Question

When $4.215\,g$ of a metallic carbonate was heated in a hard glass tube, the $C{O_2}$ evolved was found to measure $1336\,mL$ at ${27^ \circ }C$ and $700\,mm$pressure. The equivalent weight of the metal $($only integer part$)$is
(i) $14$
(ii) $12$
(iii) $11$
(iv) $13$

Answer 1

Hint: Consider the metal carbonate to be ${M_2}C{O_3}$. Upon heating the metal carbonate will evolve$C{O_2}$ gas according to the equation, \[{M_2}C{O_3}\xrightarrow{\Delta }{M_2}O + C{O_2}\]. From the given data calculate the weight of $C{O_2}$ produced. Also according to the equation, the number of moles of ${M_2}C{O_3}$ taken is equal to the number of moles of $C{O_2}$ produced hence calculate the equivalent weight of the metal from here.

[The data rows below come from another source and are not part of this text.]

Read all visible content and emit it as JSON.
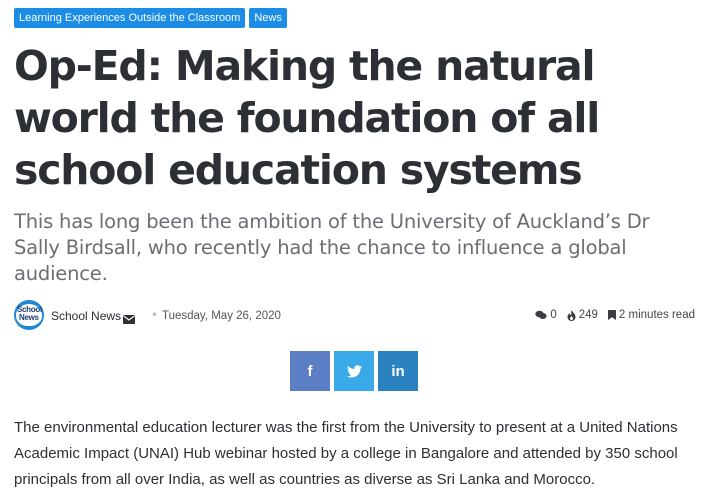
{
  "categories": [
    {
      "label": "Learning Experiences Outside the Classroom"
    },
    {
      "label": "News"
    }
  ],
  "article": {
    "title": "Op-Ed: Making the natural world the foundation of all school education systems",
    "subtitle": "This has long been the ambition of the University of Auckland’s Dr Sally Birdsall, who recently had the chance to influence a global audience.",
    "body": "The environmental education lecturer was the first from the University to present at a United Nations Academic Impact (UNAI) Hub webinar hosted by a college in Bangalore and attended by 350 school principals from all over India, as well as countries as diverse as Sri Lanka and Morocco."
  },
  "meta": {
    "avatar_line1": "School",
    "avatar_line2": "News",
    "author": "School News",
    "date": "Tuesday, May 26, 2020",
    "comments": "0",
    "views": "249",
    "read_time": "2 minutes read"
  },
  "share": {
    "facebook": "f",
    "twitter": "twitter-bird",
    "linkedin": "in"
  },
  "colors": {
    "category_bg": "#1b8de6",
    "facebook": "#5b7ec4",
    "twitter": "#3aa9e7",
    "linkedin": "#2a82c1",
    "title": "#2c2f34",
    "subtitle": "#6b6e73"
  }
}
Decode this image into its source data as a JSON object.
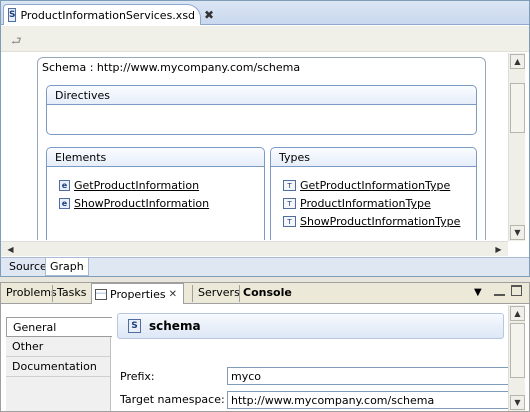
{
  "editor": {
    "tab_title": "ProductInformationServices.xsd",
    "tab_icon": "xsd-file-icon",
    "close_glyph": "✖",
    "schema": {
      "title": "Schema : http://www.mycompany.com/schema",
      "sections": {
        "directives": {
          "label": "Directives",
          "items": []
        },
        "elements": {
          "label": "Elements",
          "items": [
            {
              "label": "GetProductInformation",
              "icon": "element-icon",
              "icon_glyph": "e"
            },
            {
              "label": "ShowProductInformation",
              "icon": "element-icon",
              "icon_glyph": "e"
            }
          ]
        },
        "types": {
          "label": "Types",
          "items": [
            {
              "label": "GetProductInformationType",
              "icon": "complex-type-icon",
              "icon_glyph": "T"
            },
            {
              "label": "ProductInformationType",
              "icon": "complex-type-icon",
              "icon_glyph": "T"
            },
            {
              "label": "ShowProductInformationType",
              "icon": "complex-type-icon",
              "icon_glyph": "T"
            }
          ]
        }
      }
    },
    "bottom_tabs": [
      "Source",
      "Graph"
    ],
    "active_bottom_tab": "Graph"
  },
  "properties_view": {
    "tabs": [
      "Problems",
      "Tasks",
      "Properties",
      "Servers",
      "Console"
    ],
    "active_tab": "Properties",
    "sidebar": [
      "General",
      "Other",
      "Documentation"
    ],
    "active_sidebar": "General",
    "header": {
      "title": "schema",
      "icon": "schema-icon",
      "icon_glyph": "S"
    },
    "fields": [
      {
        "label": "Prefix:",
        "value": "myco"
      },
      {
        "label": "Target namespace:",
        "value": "http://www.mycompany.com/schema"
      }
    ]
  }
}
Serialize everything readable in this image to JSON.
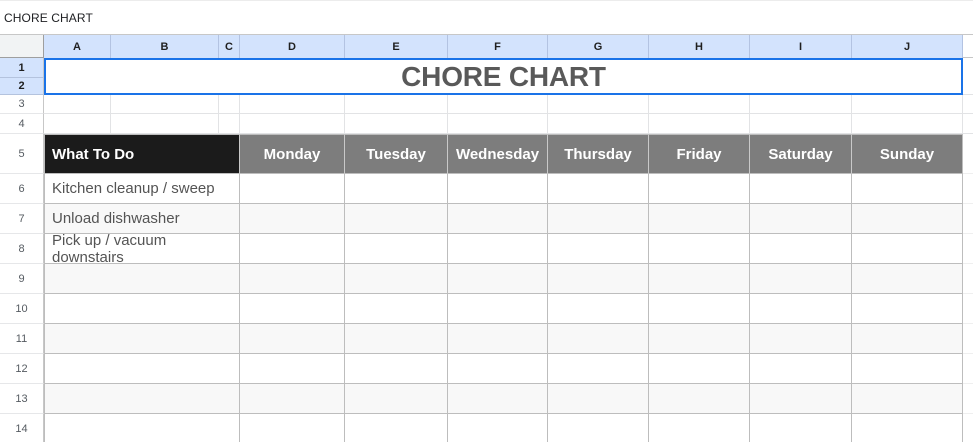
{
  "app": {
    "doc_label": "CHORE CHART"
  },
  "sheet": {
    "column_headers": [
      "A",
      "B",
      "C",
      "D",
      "E",
      "F",
      "G",
      "H",
      "I",
      "J"
    ],
    "row_headers": [
      "1",
      "2",
      "3",
      "4",
      "5",
      "6",
      "7",
      "8",
      "9",
      "10",
      "11",
      "12",
      "13",
      "14"
    ],
    "title": "CHORE CHART",
    "table": {
      "what_to_do_label": "What To Do",
      "days": [
        "Monday",
        "Tuesday",
        "Wednesday",
        "Thursday",
        "Friday",
        "Saturday",
        "Sunday"
      ],
      "chores": [
        "Kitchen cleanup / sweep",
        "Unload dishwasher",
        "Pick up / vacuum downstairs"
      ]
    },
    "colors": {
      "selection_blue": "#1a73e8",
      "selected_header_blue": "#d3e3fd",
      "table_header_black": "#1b1b1b",
      "table_header_gray": "#7d7d7d",
      "banding_gray": "#f8f8f8",
      "title_text_gray": "#595959"
    }
  }
}
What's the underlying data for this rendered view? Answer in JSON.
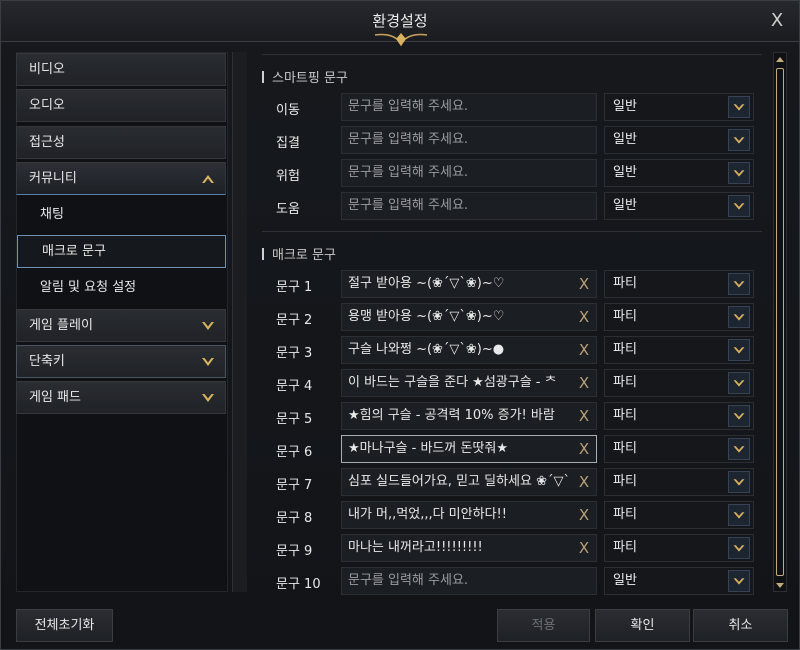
{
  "window": {
    "title": "환경설정",
    "close_label": "X"
  },
  "sidebar": {
    "items": [
      {
        "label": "비디오"
      },
      {
        "label": "오디오"
      },
      {
        "label": "접근성"
      },
      {
        "label": "커뮤니티"
      },
      {
        "label": "채팅"
      },
      {
        "label": "매크로 문구"
      },
      {
        "label": "알림 및 요청 설정"
      },
      {
        "label": "게임 플레이"
      },
      {
        "label": "단축키"
      },
      {
        "label": "게임 패드"
      }
    ]
  },
  "smart_ping": {
    "title": "스마트핑 문구",
    "rows": [
      {
        "label": "이동",
        "value": "",
        "placeholder": "문구를 입력해 주세요.",
        "option": "일반"
      },
      {
        "label": "집결",
        "value": "",
        "placeholder": "문구를 입력해 주세요.",
        "option": "일반"
      },
      {
        "label": "위험",
        "value": "",
        "placeholder": "문구를 입력해 주세요.",
        "option": "일반"
      },
      {
        "label": "도움",
        "value": "",
        "placeholder": "문구를 입력해 주세요.",
        "option": "일반"
      }
    ]
  },
  "macro": {
    "title": "매크로 문구",
    "clear_label": "X",
    "rows": [
      {
        "label": "문구 1",
        "value": "절구 받아용 ~(❀ˊ▽ˋ❀)~♡",
        "option": "파티"
      },
      {
        "label": "문구 2",
        "value": "용맹 받아용 ~(❀ˊ▽ˋ❀)~♡",
        "option": "파티"
      },
      {
        "label": "문구 3",
        "value": "구슬 나와쩡 ~(❀ˊ▽ˋ❀)~●",
        "option": "파티"
      },
      {
        "label": "문구 4",
        "value": "이 바드는 구슬을 준다    ★섬광구슬 - ᄎ",
        "option": "파티"
      },
      {
        "label": "문구 5",
        "value": "★힘의 구슬 - 공격력 10% 증가!    바람",
        "option": "파티"
      },
      {
        "label": "문구 6",
        "value": "★마나구슬 - 바드꺼 돈땃줘★",
        "option": "파티"
      },
      {
        "label": "문구 7",
        "value": "심포 실드들어가요, 믿고 딜하세요 ❀ˊ▽ˋ",
        "option": "파티"
      },
      {
        "label": "문구 8",
        "value": "내가 머,,먹었,,,다 미안하다!!",
        "option": "파티"
      },
      {
        "label": "문구 9",
        "value": "마나는 내꺼라고!!!!!!!!!",
        "option": "파티"
      },
      {
        "label": "문구 10",
        "value": "",
        "placeholder": "문구를 입력해 주세요.",
        "option": "일반"
      }
    ]
  },
  "footer": {
    "reset_all": "전체초기화",
    "apply": "적용",
    "confirm": "확인",
    "cancel": "취소"
  },
  "colors": {
    "accent_gold": "#d9b25f",
    "selected_border": "#6f8fb3",
    "chevron_blue": "#364357"
  },
  "icons": [
    "chevron-up-icon",
    "chevron-down-icon",
    "clear-icon",
    "ornament-icon",
    "scroll-arrow-icon"
  ]
}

Complete step-by-step solution:Let us consider the formula of metallic carbonate is${M_2}C{O_3}$.
When the metallic carbonate is heated it produces the oxide of the metal and carbon dioxide.
${M_2}C{O_3}\xrightarrow{\Delta }{M_2}O + C{O_2}........\left( 1 \right)$
Let us first calculate the weight of $C{O_2}$ obtained from the data given in the question.
Pressure $ = \,700\,mm\, = \,\,\dfrac{{700}}{{760}}\,atm\,\, = \,0.921\,atm$
Temperature $ = \,{27^ \circ }C\, = \,\left( {27 + 273} \right)\,K\, = \,300\,K$
Volume $ = \,1336\,mL\, = \,\,\dfrac{{1336}}{{1000}}\,L\, = \,1.336\,L$
We know, $PV\, = \,nRT........\left( 2 \right)$ where $n\, = \,\dfrac{m}{M}$ $(m$is the weight of $C{O_2}$ produced and $M$is the molecular weight of $C{O_2}\,)$.
Here the value of $R$ is $0.082\,L\,atm\,{K^{ - 1}}\,mo{l^{ - 1}}$ and molecular weight of $C{O_2}\,(M)\, = \,44\,g\,mo{l^{ - 1}}$
Putting the values in equation $\left( 2 \right)$ we get
$0.921\,atm \times 1.336\,L\, = \,\dfrac{m}{{44\,g\,mo{l^{ - 1}}}} \times 0.082\,L\,atm\,{K^{ - 1}}\,mo{l^{ - 1}} \times 300\,K$
$ \Rightarrow \,m\, = \,\dfrac{{0.921\,atm \times 1.336\,L \times 44\,g\,mo{l^{ - 1}}}}{{0.082\,L\,atm\,{K^{ - 1}}\,mo{l^{ - 1}} \times 300\,K}}$
$ \Rightarrow \,m\, = \,2.2\,g$
From equation $\left( 1 \right)$ we can say that the number of moles of ${M_2}C{O_3}$ taken will be equal to the number of moles of $C{O_2}$ produced.
$\therefore \,{\left( n \right)_{{M_2}C{O_3}}} = {\left( n \right)_{C{O_2}}}$
Number of moles of a compound $ = \,\,\dfrac{{Given\,Weight}}{{Molecular\,Weight}}$
$\therefore \,\,\dfrac{{4.215}}{{{M_{{M_2}C{O_3}}}}} = \dfrac{{2.2}}{{44}}.........\left( 3 \right)$, where${M_{{M_2}C{O_3}}}$is the molecular weight of the metallic carbonate.
Let the equivalent weight of the metal in ${M_2}C{O_3}$ be $E$.
Now, ${M_{{M_2}C{O_3}}}\, = \,\left( {2 \times E + 60} \right)$ $(\,\because $Molecular weight of $C{O_3}\, = \,60\,g\,mo{l^{ - 1\,}})$
Putting the value in equation $\left( 3 \right)$ we get
$\dfrac{{4.215}}{{\left( {2E + 60} \right)}} = \dfrac{{2.2}}{{44}}$
$ \Rightarrow \,2E + 60 = \dfrac{{4.215 \times 44}}{{2.2}} = \,84.3$
$ \Rightarrow \,2E\, = \,\left( {84.3 - 60} \right)\, = \,24.3$
$ \Rightarrow \,E\, = \,\dfrac{{24.3}}{2} = \,12.15\, \sim 12$
Therefore, the equivalent weight of the metal is $12$.

Hence the correct answer is (ii) $12$.

Note:The reaction must be properly balanced in order to avoid any error in the calculation of the equivalent weight of the metal. Also the units of pressure, temperature and volume must be converted properly and the $R$ value must be chosen accordingly. Do not mix up the units.